— Дорогой мой! — изумился Василий Яковлевич. — Но вы-то при чем? Разговор идет не о вас, о Жакомино!.. Ах, каким заразительно веселым человеком был он! Какая сердечная дружба связывала его с Александром Ивановичем Куприным. И не только с ним: многие столичные литераторы и художники дорожили знакомством с талантливым клоуном!.. И такого артиста вы могли бы держать у себя взаперти? Не ожидал от вас! Бесчеловечно!.. Нет, нет, признайтесь, что пошутили. Вижу по глазам: сами намеревались сделать музею подарок!.. Спасибо, дорогой. Еще раз спасибо. Вы порадовали меня. Спасибо!
С этими словами Василий Яковлевич присоединил портрет к афишам. Еще раз прочувствованно и крепко пожал мне руку. И тут же исчез за дверьми.
ПРО ХИЩНИКОВ, ПРО УКРОТИТЕЛЕЙ
Глухим осенним утром мы вынесли за ворота Торгового порта небольшую картонную коробку. В ней лежал пушистый трупик.
Одни только сутки прожил львенок на свете. Он родился на корабле, идущем из Гамбурга в Ленинград. Сильнейший шторм разыгрался в тот день на Балтике. Палубы захлестывало водой. Корабельные трюмы ходуном ходили. Львенок родился слабеньким, беспрерывная качка обессилила его вконец. Он даже не успел узнать, какая предстоит ему честь: сделаться участником крупнейшей львиной группы укротителя Альфреда Шнейдера... На исходе дня, почуяв недоброе, львица приподнялась над кренящимся настилом клетки.
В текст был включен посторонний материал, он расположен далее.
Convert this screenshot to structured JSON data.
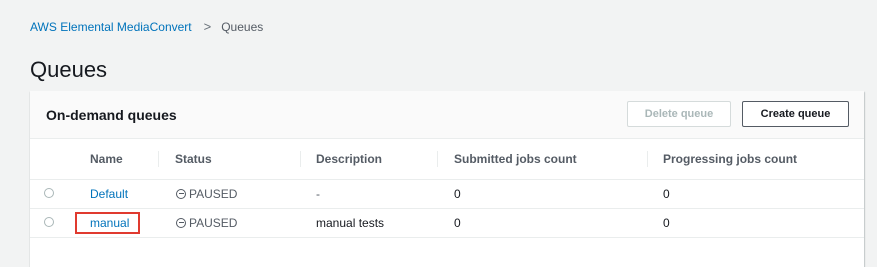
{
  "breadcrumb": {
    "parent": "AWS Elemental MediaConvert",
    "separator": ">",
    "current": "Queues"
  },
  "page": {
    "title": "Queues"
  },
  "panel": {
    "title": "On-demand queues",
    "delete_label": "Delete queue",
    "create_label": "Create queue"
  },
  "table": {
    "headers": {
      "name": "Name",
      "status": "Status",
      "description": "Description",
      "submitted": "Submitted jobs count",
      "progressing": "Progressing jobs count"
    },
    "rows": [
      {
        "name": "Default",
        "status": "PAUSED",
        "description": "-",
        "submitted": "0",
        "progressing": "0"
      },
      {
        "name": "manual",
        "status": "PAUSED",
        "description": "manual tests",
        "submitted": "0",
        "progressing": "0"
      }
    ]
  },
  "icons": {
    "status": "pause-circle-icon",
    "separator": "chevron-right-icon"
  },
  "colors": {
    "link": "#0073bb",
    "highlight": "#e03a2f",
    "background": "#f2f3f3"
  }
}
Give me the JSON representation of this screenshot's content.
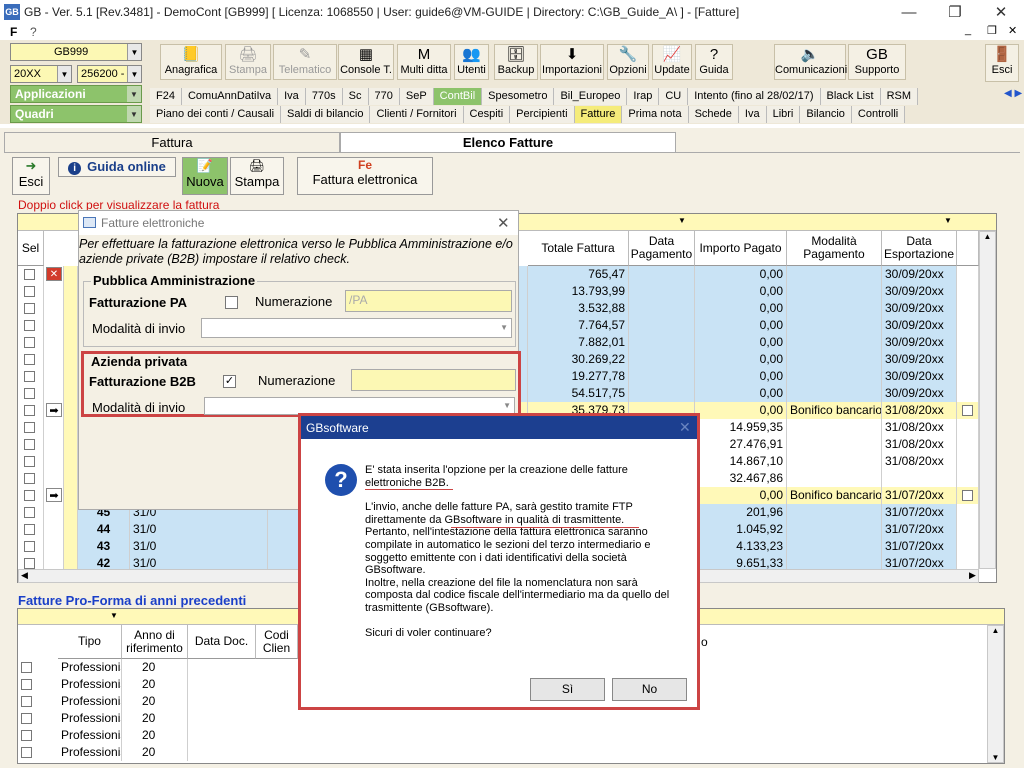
{
  "window": {
    "title": "GB - Ver. 5.1 [Rev.3481] -  DemoCont [GB999]    [ Licenza: 1068550 | User: guide6@VM-GUIDE | Directory: C:\\GB_Guide_A\\ ] - [Fatture]",
    "minimize": "—",
    "restore": "❐",
    "close": "✕",
    "mdi_min": "_",
    "mdi_restore": "❐",
    "mdi_close": "✕"
  },
  "menu": {
    "f": "F",
    "help": "?"
  },
  "combos": {
    "company": "GB999",
    "year": "20XX",
    "code": "256200 -"
  },
  "side": {
    "applicazioni": "Applicazioni",
    "quadri": "Quadri"
  },
  "toolbar": [
    {
      "label": "Anagrafica",
      "icon": "📒"
    },
    {
      "label": "Stampa",
      "icon": "🖨"
    },
    {
      "label": "Telematico",
      "icon": "✎"
    },
    {
      "label": "Console T.",
      "icon": "▦"
    },
    {
      "label": "Multi ditta",
      "icon": "M"
    },
    {
      "label": "Utenti",
      "icon": "👥"
    },
    {
      "label": "Backup",
      "icon": "🗄"
    },
    {
      "label": "Importazioni",
      "icon": "⬇"
    },
    {
      "label": "Opzioni",
      "icon": "🔧"
    },
    {
      "label": "Update",
      "icon": "📈"
    },
    {
      "label": "Guida",
      "icon": "?"
    }
  ],
  "toolbar_right": [
    {
      "label": "Comunicazioni",
      "icon": "🔈"
    },
    {
      "label": "Supporto",
      "icon": "GB"
    }
  ],
  "esci_top": "Esci",
  "tabs1": [
    "F24",
    "ComuAnnDatiIva",
    "Iva",
    "770s",
    "Sc",
    "770",
    "SeP",
    "ContBil",
    "Spesometro",
    "Bil_Europeo",
    "Irap",
    "CU",
    "Intento (fino al 28/02/17)",
    "Black List",
    "RSM"
  ],
  "tabs1_active": "ContBil",
  "tabs2": [
    "Piano dei conti / Causali",
    "Saldi di bilancio",
    "Clienti / Fornitori",
    "Cespiti",
    "Percipienti",
    "Fatture",
    "Prima nota",
    "Schede",
    "Iva",
    "Libri",
    "Bilancio",
    "Controlli"
  ],
  "tabs2_active": "Fatture",
  "subtabs": {
    "fattura": "Fattura",
    "elenco": "Elenco Fatture"
  },
  "actions": {
    "esci": "Esci",
    "guida": "Guida online",
    "nuova": "Nuova",
    "stampa": "Stampa",
    "fattura_el": "Fattura elettronica"
  },
  "hint": "Doppio click per visualizzare la fattura",
  "grid": {
    "headers": {
      "sel": "Sel",
      "totale": "Totale Fattura",
      "data_pag": "Data\nPagamento",
      "importo": "Importo Pagato",
      "modalita": "Modalità\nPagamento",
      "data_esp": "Data\nEsportazione"
    },
    "rows": [
      {
        "num": "",
        "data": "",
        "totale": "765,47",
        "importo": "0,00",
        "mod": "",
        "esp": "30/09/20xx"
      },
      {
        "num": "",
        "data": "",
        "totale": "13.793,99",
        "importo": "0,00",
        "mod": "",
        "esp": "30/09/20xx"
      },
      {
        "num": "",
        "data": "",
        "totale": "3.532,88",
        "importo": "0,00",
        "mod": "",
        "esp": "30/09/20xx"
      },
      {
        "num": "",
        "data": "",
        "totale": "7.764,57",
        "importo": "0,00",
        "mod": "",
        "esp": "30/09/20xx"
      },
      {
        "num": "",
        "data": "",
        "totale": "7.882,01",
        "importo": "0,00",
        "mod": "",
        "esp": "30/09/20xx"
      },
      {
        "num": "",
        "data": "",
        "totale": "30.269,22",
        "importo": "0,00",
        "mod": "",
        "esp": "30/09/20xx"
      },
      {
        "num": "",
        "data": "",
        "totale": "19.277,78",
        "importo": "0,00",
        "mod": "",
        "esp": "30/09/20xx"
      },
      {
        "num": "",
        "data": "",
        "totale": "54.517,75",
        "importo": "0,00",
        "mod": "",
        "esp": "30/09/20xx"
      },
      {
        "num": "",
        "data": "",
        "totale": "35.379,73",
        "importo": "0,00",
        "mod": "Bonifico bancario",
        "esp": "31/08/20xx"
      },
      {
        "num": "",
        "data": "",
        "totale": "",
        "importo": "14.959,35",
        "mod": "",
        "esp": "31/08/20xx"
      },
      {
        "num": "",
        "data": "",
        "totale": "",
        "importo": "27.476,91",
        "mod": "",
        "esp": "31/08/20xx"
      },
      {
        "num": "",
        "data": "",
        "totale": "",
        "importo": "14.867,10",
        "mod": "",
        "esp": "31/08/20xx"
      },
      {
        "num": "",
        "data": "",
        "totale": "",
        "importo": "32.467,86",
        "mod": "",
        "esp": ""
      },
      {
        "num": "",
        "data": "",
        "totale": "",
        "importo": "0,00",
        "mod": "Bonifico bancario",
        "esp": "31/07/20xx"
      },
      {
        "num": "45",
        "data": "31/0",
        "totale": "",
        "importo": "201,96",
        "mod": "",
        "esp": "31/07/20xx"
      },
      {
        "num": "44",
        "data": "31/0",
        "totale": "",
        "importo": "1.045,92",
        "mod": "",
        "esp": "31/07/20xx"
      },
      {
        "num": "43",
        "data": "31/0",
        "totale": "",
        "importo": "4.133,23",
        "mod": "",
        "esp": "31/07/20xx"
      },
      {
        "num": "42",
        "data": "31/0",
        "totale": "",
        "importo": "9.651,33",
        "mod": "",
        "esp": "31/07/20xx"
      }
    ]
  },
  "proforma": {
    "title": "Fatture Pro-Forma di anni precedenti",
    "headers": {
      "tipo": "Tipo",
      "anno": "Anno di\nriferimento",
      "data": "Data Doc.",
      "codice": "Codi\nClien",
      "o": "o"
    },
    "rows": [
      {
        "tipo": "Professionis",
        "anno": "20"
      },
      {
        "tipo": "Professionis",
        "anno": "20"
      },
      {
        "tipo": "Professionis",
        "anno": "20"
      },
      {
        "tipo": "Professionis",
        "anno": "20"
      },
      {
        "tipo": "Professionis",
        "anno": "20"
      },
      {
        "tipo": "Professionis",
        "anno": "20"
      }
    ]
  },
  "dialog_fe": {
    "title": "Fatture elettroniche",
    "intro": "Per effettuare la fatturazione elettronica verso le Pubblica Amministrazione e/o aziende private (B2B) impostare il relativo check.",
    "pa_group": "Pubblica Amministrazione",
    "pa_label": "Fatturazione PA",
    "pa_checked": "",
    "num_label": "Numerazione",
    "pa_num": "/PA",
    "invio_label": "Modalità di invio",
    "b2b_group": "Azienda privata",
    "b2b_label": "Fatturazione B2B",
    "b2b_checked": "✓",
    "b2b_num": ""
  },
  "dialog_msg": {
    "title": "GBsoftware",
    "p1": "E' stata inserita l'opzione per la creazione delle fatture elettroniche B2B.",
    "p2": "L'invio, anche delle fatture PA, sarà gestito tramite FTP direttamente da GBsoftware in qualità di trasmittente.",
    "p3": "Pertanto, nell'intestazione della fattura elettronica saranno compilate in automatico le sezioni del terzo intermediario e soggetto emittente con i dati identificativi della società GBsoftware.",
    "p4": "Inoltre, nella creazione del file la nomenclatura non sarà composta dal codice fiscale dell'intermediario ma da quello del trasmittente (GBsoftware).",
    "p5": "Sicuri di voler continuare?",
    "yes": "Sì",
    "no": "No"
  },
  "colors": {
    "accent_green": "#8dc36b",
    "row_blue": "#c9e3f5",
    "row_yellow": "#fff9b8",
    "highlight_red": "#cc4444",
    "link_blue": "#1a3fc8"
  }
}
Вцепясь когтями в настил, обнюхала детеныша. И заскулила протяжно.
Утром, пробившись сквозь туман, корабль пришвартовался к одному из причалов Торгового порта. Альфред Шнейдер (черный клеенчатый плащ, такой же капюшон поверх фуражки с тупоносым лакированным козырьком) спустился по трапу и тут же был встречен представителями цирка.
Обменялись, как положено, приветствиями. Пригласили Шнейдера отправиться в город, в гостиницу. Но он покачал головой и с помощью переводчика объяснил, что придерживается неизменного правила: сам руководит разгрузкой.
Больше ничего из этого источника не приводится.